# my first betta-need questions answered



## ElChef194 (Dec 25, 2011)

i have read several posts on the tank mates, but i have not had my questions answered in my searches. 

i will begin turning my 20 gal into a betta tank. what plants does everyone recommend? does sand really negatively effect a betta? will my cory's surface darting impede on the betta's sense of territory?

i do plan on keeping it very lightly planted and decorated. but any and all recommendations would be very helpful as this will be my first betta. 

my current plan is 2 small artificial driftwood plus one medium zebra rock in addition to two mid-ground plants- anubias congensis or anubias hastifolia-and 2 foreground plants -microsword or anubias nana. i had originally wanted bamboo, but it will be incompatible with my current light/hood setup. i will be running a T8 full spectrum bulb.
*c/p*


----------



## majerah1 (Oct 29, 2010)

To be honest,any plant would work as long as its true aquatic.Many keep their bettas in lower light which seems like yours will be with a T8 bulb so as long as you get lowlight plants you will be just fine.Plant it as heavy or as light as you like,the betta would be happy with either.I myself like to plant heavily,but thats just me.

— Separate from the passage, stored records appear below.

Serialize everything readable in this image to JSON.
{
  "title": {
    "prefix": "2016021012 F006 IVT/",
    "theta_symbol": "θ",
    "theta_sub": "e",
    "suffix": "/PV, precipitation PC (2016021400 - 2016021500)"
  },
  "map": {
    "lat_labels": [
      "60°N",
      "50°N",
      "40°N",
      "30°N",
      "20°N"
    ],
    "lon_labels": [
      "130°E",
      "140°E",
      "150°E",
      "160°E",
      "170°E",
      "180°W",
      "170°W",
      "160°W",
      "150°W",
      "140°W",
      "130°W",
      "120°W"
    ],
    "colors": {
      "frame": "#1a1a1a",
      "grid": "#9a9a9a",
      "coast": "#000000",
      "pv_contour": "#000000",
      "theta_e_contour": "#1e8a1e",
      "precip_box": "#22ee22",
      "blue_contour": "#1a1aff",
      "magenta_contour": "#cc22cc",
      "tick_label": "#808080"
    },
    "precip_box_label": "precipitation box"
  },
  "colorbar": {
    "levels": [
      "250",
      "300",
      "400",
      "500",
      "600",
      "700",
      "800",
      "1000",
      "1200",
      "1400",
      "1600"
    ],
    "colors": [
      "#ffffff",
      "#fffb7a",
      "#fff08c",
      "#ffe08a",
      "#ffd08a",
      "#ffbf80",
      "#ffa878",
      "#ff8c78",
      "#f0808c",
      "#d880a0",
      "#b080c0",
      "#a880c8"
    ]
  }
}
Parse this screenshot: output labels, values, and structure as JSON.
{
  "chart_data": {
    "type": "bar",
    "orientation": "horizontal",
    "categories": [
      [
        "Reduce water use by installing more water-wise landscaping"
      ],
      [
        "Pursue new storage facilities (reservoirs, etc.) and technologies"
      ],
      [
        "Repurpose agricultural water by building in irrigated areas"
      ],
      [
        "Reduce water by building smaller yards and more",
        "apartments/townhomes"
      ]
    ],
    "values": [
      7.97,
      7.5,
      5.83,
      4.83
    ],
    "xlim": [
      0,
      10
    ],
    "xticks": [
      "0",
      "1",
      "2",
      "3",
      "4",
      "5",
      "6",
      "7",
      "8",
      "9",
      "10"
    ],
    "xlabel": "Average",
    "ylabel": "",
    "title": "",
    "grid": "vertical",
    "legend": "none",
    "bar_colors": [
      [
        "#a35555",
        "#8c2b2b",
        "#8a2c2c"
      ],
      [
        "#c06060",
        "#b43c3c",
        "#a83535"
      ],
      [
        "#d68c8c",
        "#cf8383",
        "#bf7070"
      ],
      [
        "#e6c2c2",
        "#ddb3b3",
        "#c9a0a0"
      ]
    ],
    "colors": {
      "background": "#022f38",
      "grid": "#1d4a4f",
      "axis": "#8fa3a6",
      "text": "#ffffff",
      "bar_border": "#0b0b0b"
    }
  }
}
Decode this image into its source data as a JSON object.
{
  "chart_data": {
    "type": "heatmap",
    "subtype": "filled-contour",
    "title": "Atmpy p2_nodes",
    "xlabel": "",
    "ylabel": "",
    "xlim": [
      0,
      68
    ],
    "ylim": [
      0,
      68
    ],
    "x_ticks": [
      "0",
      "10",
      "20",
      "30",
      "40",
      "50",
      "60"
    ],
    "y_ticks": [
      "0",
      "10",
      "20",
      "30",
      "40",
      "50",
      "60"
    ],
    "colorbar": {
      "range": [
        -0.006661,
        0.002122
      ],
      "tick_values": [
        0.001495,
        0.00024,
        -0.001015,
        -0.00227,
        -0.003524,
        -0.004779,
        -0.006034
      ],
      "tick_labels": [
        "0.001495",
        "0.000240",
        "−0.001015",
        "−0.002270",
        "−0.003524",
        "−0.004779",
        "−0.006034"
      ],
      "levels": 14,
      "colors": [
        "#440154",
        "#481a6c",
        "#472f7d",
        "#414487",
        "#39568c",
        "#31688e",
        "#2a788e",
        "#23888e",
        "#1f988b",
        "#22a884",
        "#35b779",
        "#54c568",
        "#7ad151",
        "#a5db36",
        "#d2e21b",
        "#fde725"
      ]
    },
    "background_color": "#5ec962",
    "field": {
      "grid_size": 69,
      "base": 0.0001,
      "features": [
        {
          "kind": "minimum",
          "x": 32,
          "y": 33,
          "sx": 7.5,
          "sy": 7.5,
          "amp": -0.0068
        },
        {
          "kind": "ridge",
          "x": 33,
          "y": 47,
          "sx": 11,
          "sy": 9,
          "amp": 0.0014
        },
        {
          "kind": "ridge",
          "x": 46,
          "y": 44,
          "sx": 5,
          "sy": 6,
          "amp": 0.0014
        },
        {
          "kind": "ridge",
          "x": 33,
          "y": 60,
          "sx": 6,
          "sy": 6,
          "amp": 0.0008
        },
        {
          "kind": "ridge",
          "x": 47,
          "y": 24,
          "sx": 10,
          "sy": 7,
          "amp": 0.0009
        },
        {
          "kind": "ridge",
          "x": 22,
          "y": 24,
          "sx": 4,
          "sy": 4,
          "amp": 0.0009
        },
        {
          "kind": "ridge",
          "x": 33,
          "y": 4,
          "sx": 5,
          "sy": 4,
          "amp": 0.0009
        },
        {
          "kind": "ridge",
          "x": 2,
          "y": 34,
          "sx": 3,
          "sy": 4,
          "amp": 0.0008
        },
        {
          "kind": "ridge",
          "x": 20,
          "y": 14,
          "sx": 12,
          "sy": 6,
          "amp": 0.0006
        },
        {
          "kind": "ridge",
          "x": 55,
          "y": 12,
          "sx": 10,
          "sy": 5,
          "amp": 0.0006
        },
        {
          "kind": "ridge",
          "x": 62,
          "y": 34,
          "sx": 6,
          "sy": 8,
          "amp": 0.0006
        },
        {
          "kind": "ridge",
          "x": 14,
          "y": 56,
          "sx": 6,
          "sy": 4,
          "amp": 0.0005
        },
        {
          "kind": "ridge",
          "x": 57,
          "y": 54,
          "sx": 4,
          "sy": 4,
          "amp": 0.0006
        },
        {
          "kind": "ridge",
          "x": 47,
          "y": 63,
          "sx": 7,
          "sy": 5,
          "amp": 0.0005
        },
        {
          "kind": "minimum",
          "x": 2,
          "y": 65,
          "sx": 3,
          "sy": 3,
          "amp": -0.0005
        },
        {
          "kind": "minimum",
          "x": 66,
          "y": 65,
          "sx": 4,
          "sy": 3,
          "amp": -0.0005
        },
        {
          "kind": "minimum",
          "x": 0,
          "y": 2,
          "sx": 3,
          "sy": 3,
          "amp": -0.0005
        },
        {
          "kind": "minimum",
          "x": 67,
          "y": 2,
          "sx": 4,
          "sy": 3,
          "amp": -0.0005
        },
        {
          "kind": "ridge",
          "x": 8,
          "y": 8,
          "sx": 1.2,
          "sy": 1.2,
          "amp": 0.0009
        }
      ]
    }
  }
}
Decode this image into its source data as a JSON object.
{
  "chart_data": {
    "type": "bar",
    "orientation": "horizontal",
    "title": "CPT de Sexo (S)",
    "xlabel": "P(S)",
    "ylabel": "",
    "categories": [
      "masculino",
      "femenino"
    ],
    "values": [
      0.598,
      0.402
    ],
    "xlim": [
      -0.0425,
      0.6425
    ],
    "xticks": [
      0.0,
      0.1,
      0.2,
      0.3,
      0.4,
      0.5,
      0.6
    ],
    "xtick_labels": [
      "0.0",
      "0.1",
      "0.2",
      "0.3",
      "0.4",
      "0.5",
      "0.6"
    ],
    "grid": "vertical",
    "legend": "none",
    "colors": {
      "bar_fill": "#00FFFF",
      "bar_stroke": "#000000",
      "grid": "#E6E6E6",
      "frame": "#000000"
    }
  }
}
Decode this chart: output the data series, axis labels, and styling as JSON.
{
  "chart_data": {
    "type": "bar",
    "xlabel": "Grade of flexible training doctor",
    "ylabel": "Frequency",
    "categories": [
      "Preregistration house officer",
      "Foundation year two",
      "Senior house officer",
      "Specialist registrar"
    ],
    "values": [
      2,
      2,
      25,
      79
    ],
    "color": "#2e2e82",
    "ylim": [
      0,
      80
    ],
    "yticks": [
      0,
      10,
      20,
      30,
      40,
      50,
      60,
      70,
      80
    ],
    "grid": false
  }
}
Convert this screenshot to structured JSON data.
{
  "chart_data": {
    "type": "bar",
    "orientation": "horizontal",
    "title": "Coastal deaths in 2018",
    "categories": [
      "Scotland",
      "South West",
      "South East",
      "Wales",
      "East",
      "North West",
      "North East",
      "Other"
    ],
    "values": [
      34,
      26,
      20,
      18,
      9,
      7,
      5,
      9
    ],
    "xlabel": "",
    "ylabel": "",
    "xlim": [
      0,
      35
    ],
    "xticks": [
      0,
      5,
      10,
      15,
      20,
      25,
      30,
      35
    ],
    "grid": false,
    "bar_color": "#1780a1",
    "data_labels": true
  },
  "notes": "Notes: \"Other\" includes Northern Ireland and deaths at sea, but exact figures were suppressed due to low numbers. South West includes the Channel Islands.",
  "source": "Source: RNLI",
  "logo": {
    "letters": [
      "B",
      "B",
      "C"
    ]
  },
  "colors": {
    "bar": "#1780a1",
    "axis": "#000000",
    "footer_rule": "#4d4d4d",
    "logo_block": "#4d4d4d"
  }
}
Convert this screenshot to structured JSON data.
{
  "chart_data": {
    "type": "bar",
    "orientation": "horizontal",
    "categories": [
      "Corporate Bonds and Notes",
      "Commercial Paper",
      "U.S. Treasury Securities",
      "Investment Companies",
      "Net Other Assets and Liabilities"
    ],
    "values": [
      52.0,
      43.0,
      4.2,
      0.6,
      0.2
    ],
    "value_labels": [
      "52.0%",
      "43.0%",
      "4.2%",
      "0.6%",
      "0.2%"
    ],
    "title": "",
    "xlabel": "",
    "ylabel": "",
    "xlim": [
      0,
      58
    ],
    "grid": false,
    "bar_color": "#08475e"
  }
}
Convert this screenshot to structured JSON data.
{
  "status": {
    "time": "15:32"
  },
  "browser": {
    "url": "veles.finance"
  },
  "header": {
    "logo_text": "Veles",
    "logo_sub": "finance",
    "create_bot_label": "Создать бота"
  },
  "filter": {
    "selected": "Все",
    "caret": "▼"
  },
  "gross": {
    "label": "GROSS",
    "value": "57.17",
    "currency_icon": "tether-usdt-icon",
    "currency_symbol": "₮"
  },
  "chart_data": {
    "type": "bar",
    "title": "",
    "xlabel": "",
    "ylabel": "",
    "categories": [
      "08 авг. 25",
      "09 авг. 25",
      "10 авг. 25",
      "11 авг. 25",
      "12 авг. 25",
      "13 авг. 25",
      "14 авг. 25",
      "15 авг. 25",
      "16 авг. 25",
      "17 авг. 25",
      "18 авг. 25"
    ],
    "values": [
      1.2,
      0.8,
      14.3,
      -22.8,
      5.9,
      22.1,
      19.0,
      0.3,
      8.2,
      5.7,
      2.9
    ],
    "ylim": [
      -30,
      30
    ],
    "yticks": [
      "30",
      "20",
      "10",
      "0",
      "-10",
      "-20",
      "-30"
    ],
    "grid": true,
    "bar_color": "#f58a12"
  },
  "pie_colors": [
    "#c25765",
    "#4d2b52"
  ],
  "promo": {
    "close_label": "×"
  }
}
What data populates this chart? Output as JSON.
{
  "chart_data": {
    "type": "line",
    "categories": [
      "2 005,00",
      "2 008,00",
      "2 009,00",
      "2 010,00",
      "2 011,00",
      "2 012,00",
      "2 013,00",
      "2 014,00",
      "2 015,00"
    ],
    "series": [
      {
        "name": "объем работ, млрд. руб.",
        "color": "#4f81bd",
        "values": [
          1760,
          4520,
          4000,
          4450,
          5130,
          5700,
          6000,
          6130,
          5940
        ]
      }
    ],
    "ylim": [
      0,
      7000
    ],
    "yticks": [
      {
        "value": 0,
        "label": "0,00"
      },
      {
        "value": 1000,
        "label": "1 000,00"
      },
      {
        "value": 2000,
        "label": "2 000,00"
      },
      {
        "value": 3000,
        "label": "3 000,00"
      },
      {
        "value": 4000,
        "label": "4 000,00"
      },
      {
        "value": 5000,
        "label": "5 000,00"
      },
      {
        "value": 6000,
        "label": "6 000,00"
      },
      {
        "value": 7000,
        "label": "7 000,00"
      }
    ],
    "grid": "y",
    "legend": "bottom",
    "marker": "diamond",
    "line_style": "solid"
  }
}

Cories will be fine with him/her.The betta will most likely investigate and unless hes a highly aggressive boy,he shouldnt bother with it once he figures out what it it.

As for sand,Ive sand in almost every tank I own and everyone had bettas lol.Ive never had any issues with them,even when food would fall to the ground.I prefer sand over gravel so when mine breed the eggs do not fall into the gravel and become lost.


----------



## lkfishy (May 13, 2012)

My betta has been in a 35 gallon tank for a long time now and he is the star of the show  His favorite plants are ones that float, so he can lurk in them and not have to go far to get to the surface for a breath of air. He also like the ones that rise all the way to the surface for the same reason. I used to have a house plant growing out of the top of the tank with the roots in the water, and being under the roots was by far his favorite. But my Pleco slowly munched the roots until the plant died... Having like 2 surface plants seems to be what my betta likes, he shoots from one to the other throughout the day and loves my floating java fern.


----------



## ElChef194 (Dec 25, 2011)

ok, got the betta. purple and red halfmoon. he was the liveliest one on the shelf. he's in a 20 gal with 3 corys and a clown pleco. plants are plastic right now b/c i need lighting. plan on planting with one sword species, 2 anubias species, and micro swords. also gonna throw in some amano or cherry shrimp. hopefully i can harvest from plants i own.


----------